Until we’re able to dissociate our credit card debt as a measure of how much we can contribute to a marriage or relationship, most will continue to find themselves in a vicious cycle that includes anything but a healthy relationship.
Women equate money with security. When it’s a single woman, it becomes that much more of a security issue. After all, she has only herself to rely on, so it stands to reason she wants to be sure she can maintain her independence while taking care of her business, too.
Here’s the kicker, though – that old adage of opposites attract? It’s especially true when it comes to finances. Think about it – one spouse is usually always far more disciplined when it comes to budgeting. It usually sails right along, sometimes for year, until friction is introduced – and it always is at some point. It might be a matter of a husband or wife needing to be frivolous. If the couple can agree on just how much can be spent on a frivolous purchase, things move right along. If, however, one is a hard lined disciplinarian and doles out money only when it’s needed, it can be suffocating to the other spouse.

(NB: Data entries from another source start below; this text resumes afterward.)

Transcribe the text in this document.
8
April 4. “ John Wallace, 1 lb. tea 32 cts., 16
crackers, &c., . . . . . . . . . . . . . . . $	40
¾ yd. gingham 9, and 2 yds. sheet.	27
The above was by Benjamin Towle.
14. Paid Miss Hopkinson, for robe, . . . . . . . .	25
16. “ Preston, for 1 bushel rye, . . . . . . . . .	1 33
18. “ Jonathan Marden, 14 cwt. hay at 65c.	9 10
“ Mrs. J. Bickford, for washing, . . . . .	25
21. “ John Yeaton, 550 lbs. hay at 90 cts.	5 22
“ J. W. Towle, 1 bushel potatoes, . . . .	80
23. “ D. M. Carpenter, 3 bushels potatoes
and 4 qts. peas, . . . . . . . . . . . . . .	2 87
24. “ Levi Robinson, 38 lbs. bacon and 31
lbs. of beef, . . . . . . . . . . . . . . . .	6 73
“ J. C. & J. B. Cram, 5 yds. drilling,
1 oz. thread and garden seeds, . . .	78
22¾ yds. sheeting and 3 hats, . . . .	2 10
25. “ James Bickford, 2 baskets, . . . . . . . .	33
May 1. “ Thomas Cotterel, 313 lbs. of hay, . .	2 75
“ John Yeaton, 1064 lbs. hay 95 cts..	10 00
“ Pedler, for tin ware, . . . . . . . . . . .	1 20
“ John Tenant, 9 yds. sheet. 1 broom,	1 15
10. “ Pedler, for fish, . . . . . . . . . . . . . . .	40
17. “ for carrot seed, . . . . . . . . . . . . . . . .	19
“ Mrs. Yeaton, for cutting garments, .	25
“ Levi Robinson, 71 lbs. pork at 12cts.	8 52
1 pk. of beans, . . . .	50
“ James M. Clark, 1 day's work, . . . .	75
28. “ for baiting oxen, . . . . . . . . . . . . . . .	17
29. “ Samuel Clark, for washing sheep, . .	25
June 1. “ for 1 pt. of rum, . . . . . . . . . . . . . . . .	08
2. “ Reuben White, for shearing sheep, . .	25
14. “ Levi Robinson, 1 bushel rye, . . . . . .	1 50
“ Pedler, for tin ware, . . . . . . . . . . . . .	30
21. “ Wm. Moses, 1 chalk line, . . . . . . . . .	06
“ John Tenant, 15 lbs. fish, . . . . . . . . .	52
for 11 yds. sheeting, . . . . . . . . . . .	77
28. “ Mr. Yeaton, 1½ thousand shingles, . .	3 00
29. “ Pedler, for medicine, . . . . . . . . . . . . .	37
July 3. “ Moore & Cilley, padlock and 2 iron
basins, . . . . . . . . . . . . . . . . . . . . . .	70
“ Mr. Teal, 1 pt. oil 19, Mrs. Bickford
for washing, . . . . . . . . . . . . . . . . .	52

There’s a reason money is the biggest reason found in divorce papers – it’s a tough topic that brings up all of those uncomfortable facts about what money means to us and whether or not we can keep it in perspective. No one wants to own up to the fact that they’d rather clean skyscraper windows that balance their checkbooks – but the fact is, there are a lot of us who dread that monthly meeting with our bank statement. And God forbid we have to own up to a credit card charge that really wasn’t a necessity. So if we’re not being honest with ourselves, nothing changes. And therein lies the problem.
In other words – money is an important factor in the entire relationship realm. Those who are single might choose to remain that way until their money is better. If a couple is arguing over money, it’s usually because of the ‘opposites attract’ mentality. This is a tough break when we try to separate money from our self worth. The fact that society continues to hammer into the core of the human condition doesn’t help matters either.
Consider all of the television commercials. They all include families who are charging breakfast to their credit cards or taking vacations to far away places, complete with the celebrity of the week who are accompanying them. Then we have the bank CEOs whose egos are bigger than the banks they represent. Last week, one controversial CEO had the audacity to tell a member of the media that, “I have more money than you” as if his opinions and statements should be taken at face value because of his money and the number of credit cards he’s carrying.
Until we are able as a society to reduce that mindset that money equates to worth, we’re going to continue to leave a trail of broken relationships could have evolved into strong marriages were it not for the debt collectors, notices in the mail and lost sleep because there’s not enough money to cover the monthly expenses.